# Ребята помогите с выбором аккордеона



## lutchak_vasya (3 Фев 2013)

Ребята помогите с выбором аккордеона. Цена до 7000 Евро. Разговаривал с мастером Посоветовал мне s4 - s5 и сказщав что в итальянских инструментах скоро ломаются звуки.
Правда это или нет.
Именно мне нравятся такие модели - SCANDALLI BJP 462, Scandalli Polifonico X, Vignoni, модель FS 15 VSX +, 47 клавіш, Vignoni Bach Compact.


----------



## _Scandalli_ (3 Фев 2013)

Василий, мастер сказал правду. Итальянцы действительно быстрее "ломаются", но я не думаю, что это веский довод, чтобы не брать итальянца. Я бы взял) А из предложенных вами вариантов... Конечно же скандалли) Хотя Виньони легче, а вы, я смотрю, стоя играете... Качественней конечно же Скандалли)
А у меня С4 и я абсолютно не жалуюсь) Он и намного легче С5, и мне как-то играть на нем удобнее...)


----------



## Vladimir Anikin (3 Фев 2013)

Здравствуйте! Не знаю, что у других владельцев быстро ломается на "итальянцах", по собственному опыту владения таковыми могу сказать, что сломать голос на таких инструментах (конечно, сейчас много "не совсем итальянцев", я же имею ввиду настоящую "Италию") нужно умудриться, ни разу такого не было на десятке инструментов, которые были у меня "в поле зрения". По качеству механики, эргономичности и тембрам "s4" и "s5" уступают многократно (4 года играл на "s5", после покупки итальянского аккордеона на немцев смотреть - играть не могу).

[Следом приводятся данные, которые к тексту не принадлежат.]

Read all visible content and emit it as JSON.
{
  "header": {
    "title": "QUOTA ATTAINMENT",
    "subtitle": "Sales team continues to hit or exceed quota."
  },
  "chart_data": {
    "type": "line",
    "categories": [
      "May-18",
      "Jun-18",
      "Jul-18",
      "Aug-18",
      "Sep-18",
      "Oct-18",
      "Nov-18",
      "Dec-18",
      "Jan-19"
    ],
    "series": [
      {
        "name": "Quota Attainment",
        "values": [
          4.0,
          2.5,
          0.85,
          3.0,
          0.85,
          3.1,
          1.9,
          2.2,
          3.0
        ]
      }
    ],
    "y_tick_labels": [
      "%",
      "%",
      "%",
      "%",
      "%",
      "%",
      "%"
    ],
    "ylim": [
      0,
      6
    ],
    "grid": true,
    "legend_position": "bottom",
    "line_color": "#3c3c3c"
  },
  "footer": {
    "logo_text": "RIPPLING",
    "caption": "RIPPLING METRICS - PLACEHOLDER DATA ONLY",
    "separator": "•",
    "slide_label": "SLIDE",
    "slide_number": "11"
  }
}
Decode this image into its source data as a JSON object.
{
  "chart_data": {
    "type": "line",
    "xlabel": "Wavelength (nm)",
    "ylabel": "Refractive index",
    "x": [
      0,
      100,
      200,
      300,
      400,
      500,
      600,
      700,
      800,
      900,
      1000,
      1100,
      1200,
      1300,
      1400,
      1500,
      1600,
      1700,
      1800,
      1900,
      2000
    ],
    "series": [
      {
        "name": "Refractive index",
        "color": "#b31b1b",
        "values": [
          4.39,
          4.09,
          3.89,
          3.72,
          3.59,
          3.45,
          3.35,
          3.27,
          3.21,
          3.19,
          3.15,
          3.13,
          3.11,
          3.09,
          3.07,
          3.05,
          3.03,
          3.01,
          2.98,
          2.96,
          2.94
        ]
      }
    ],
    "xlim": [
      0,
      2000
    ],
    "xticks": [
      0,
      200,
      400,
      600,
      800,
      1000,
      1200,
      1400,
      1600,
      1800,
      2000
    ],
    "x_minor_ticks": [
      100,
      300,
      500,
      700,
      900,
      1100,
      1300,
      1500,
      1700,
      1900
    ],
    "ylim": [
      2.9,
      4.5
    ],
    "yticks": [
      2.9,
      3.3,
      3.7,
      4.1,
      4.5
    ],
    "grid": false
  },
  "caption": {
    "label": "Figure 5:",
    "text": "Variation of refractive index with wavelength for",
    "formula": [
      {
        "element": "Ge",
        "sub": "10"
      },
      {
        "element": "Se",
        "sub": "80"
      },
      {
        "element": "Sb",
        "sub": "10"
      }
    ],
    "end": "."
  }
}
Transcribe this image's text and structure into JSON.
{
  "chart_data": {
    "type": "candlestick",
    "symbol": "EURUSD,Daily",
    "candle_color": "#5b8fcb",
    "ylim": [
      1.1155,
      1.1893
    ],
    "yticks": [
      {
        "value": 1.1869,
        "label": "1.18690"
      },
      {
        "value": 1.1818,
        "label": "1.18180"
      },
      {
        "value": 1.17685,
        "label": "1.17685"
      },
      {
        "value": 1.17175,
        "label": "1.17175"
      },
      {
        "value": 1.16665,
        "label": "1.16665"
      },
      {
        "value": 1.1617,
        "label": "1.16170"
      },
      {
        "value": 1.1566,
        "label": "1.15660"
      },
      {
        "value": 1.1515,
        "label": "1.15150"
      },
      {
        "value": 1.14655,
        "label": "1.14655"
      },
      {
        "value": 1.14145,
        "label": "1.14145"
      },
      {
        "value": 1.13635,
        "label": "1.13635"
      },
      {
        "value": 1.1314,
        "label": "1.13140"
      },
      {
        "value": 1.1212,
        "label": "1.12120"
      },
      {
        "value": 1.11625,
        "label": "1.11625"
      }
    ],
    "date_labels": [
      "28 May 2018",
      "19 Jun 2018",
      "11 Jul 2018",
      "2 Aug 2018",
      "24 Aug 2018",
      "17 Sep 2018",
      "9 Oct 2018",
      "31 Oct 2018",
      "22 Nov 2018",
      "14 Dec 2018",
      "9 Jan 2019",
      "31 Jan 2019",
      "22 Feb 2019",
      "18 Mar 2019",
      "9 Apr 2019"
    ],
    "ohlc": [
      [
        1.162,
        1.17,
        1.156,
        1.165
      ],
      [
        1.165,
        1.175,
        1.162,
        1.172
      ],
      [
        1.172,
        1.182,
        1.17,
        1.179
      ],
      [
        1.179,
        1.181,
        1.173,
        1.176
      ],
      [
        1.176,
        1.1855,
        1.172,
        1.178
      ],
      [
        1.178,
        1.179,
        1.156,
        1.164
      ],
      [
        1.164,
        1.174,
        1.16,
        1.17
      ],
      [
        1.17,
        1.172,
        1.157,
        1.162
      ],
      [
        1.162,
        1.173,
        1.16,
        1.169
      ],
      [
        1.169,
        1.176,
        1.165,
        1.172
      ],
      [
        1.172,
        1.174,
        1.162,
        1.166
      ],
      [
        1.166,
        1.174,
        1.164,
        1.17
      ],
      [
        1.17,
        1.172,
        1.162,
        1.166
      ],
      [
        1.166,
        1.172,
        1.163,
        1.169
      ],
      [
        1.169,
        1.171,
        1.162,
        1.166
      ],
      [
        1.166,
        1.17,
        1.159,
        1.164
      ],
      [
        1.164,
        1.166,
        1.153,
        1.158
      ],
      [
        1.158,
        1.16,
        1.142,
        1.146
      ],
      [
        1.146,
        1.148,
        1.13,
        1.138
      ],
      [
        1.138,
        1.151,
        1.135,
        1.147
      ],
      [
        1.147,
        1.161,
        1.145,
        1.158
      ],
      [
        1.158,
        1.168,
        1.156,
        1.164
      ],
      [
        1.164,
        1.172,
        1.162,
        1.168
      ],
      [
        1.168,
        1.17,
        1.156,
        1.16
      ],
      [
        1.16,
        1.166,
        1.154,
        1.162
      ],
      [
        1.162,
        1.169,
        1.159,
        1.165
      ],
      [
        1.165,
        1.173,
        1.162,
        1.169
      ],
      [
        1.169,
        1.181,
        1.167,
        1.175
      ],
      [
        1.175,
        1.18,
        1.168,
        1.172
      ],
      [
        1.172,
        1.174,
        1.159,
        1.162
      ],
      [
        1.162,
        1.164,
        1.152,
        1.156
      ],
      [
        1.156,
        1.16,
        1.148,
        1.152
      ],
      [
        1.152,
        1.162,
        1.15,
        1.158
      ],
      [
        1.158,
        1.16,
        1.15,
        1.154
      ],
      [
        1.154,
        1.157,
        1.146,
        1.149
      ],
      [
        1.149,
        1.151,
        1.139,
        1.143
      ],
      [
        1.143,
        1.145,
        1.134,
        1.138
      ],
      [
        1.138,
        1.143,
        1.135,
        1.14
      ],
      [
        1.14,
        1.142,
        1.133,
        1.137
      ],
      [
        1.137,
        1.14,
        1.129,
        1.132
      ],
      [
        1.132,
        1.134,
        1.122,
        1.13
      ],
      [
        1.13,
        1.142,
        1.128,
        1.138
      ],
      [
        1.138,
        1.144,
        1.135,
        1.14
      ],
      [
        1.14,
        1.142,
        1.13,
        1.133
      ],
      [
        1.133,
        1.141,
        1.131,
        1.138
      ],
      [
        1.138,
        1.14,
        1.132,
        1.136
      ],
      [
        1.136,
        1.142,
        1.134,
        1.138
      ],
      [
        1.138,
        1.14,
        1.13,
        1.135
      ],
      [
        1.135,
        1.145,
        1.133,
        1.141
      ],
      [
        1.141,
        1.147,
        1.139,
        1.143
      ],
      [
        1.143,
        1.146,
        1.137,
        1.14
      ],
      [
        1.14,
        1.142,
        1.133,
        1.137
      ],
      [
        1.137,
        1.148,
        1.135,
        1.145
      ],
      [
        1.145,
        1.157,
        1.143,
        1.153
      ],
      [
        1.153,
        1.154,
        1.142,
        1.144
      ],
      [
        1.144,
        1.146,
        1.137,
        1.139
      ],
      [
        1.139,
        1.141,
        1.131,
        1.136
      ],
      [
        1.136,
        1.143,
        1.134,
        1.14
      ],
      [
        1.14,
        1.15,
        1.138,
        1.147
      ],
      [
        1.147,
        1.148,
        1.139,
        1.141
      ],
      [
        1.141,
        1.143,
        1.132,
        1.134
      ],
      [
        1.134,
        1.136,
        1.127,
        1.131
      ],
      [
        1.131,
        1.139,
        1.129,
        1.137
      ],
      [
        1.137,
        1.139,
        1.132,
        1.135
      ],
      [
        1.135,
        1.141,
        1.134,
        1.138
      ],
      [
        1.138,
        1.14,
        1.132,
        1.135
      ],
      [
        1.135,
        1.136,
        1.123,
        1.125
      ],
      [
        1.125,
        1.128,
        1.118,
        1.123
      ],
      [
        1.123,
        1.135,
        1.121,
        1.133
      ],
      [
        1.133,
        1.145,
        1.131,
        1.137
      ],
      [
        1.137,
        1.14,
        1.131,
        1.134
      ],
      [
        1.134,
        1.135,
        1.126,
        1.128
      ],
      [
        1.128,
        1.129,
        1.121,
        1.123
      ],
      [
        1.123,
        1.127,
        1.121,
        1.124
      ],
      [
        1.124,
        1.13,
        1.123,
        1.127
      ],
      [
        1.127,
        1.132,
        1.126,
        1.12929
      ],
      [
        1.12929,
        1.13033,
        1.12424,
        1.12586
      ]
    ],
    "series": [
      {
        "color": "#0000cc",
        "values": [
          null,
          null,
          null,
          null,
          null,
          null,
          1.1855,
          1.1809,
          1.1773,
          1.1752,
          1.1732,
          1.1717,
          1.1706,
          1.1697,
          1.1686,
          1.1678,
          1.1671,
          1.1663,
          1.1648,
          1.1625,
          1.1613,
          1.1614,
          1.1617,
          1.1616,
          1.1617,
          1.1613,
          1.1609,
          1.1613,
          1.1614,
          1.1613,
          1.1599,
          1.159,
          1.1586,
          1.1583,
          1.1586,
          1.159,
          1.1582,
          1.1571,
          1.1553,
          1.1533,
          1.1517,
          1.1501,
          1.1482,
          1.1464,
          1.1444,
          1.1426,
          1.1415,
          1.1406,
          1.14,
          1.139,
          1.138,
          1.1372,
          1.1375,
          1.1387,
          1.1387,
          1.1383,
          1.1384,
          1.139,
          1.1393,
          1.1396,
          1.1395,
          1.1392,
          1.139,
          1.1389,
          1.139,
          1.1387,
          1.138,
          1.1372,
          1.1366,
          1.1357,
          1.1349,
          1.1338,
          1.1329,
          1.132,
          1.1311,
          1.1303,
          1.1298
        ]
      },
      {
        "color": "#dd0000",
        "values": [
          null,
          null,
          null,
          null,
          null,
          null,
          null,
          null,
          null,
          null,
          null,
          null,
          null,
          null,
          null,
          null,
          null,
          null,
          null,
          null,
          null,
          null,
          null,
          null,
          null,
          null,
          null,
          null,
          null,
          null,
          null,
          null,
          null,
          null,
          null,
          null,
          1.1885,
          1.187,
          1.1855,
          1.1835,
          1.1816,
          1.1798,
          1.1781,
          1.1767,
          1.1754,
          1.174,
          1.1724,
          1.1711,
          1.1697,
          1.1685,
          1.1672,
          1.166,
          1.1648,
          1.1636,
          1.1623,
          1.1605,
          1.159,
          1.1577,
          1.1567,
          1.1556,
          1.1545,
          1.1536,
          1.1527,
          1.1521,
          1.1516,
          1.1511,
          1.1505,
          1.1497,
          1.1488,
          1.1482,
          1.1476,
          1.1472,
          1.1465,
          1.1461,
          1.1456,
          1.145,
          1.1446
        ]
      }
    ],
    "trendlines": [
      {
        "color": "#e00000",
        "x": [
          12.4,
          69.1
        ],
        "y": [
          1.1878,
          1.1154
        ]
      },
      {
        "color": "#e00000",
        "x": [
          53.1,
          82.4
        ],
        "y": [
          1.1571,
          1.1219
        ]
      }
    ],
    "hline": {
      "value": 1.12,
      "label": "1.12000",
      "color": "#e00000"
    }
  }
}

За 7000евро можно купить расширенный новый итальянский инструмент с выборкой и всем, что нужно для профессиональной деятельности.


----------



## lutchak_vasya (4 Фев 2013)

Напишите которую вы посоветовали взять марку!!


----------



## Vladimir Anikin (4 Фев 2013)

Я играю на Виньёни, меня всё устраивает. Конечно, есть Скандалли, Борсини, Пиджини и много других хороших марок (если нет азиатских вмешательств), но здесь встаёт вопрос денежный)) Они дороже)


----------



## Bulgarin (5 Фев 2013)

на 47 клавиш только не нужно! fantini - нужно смотреть каждый инструмент(готовые более сбалансированы), scandalli -если найдете за вменяемые деньги, но ничего особенного, borsini - они дороже, но, отличаются, сильно отличаются, и весом, bugari- механика на высоте, голоса-как повезет, vignoni- опять же- смотреть. pigini- дорого!


----------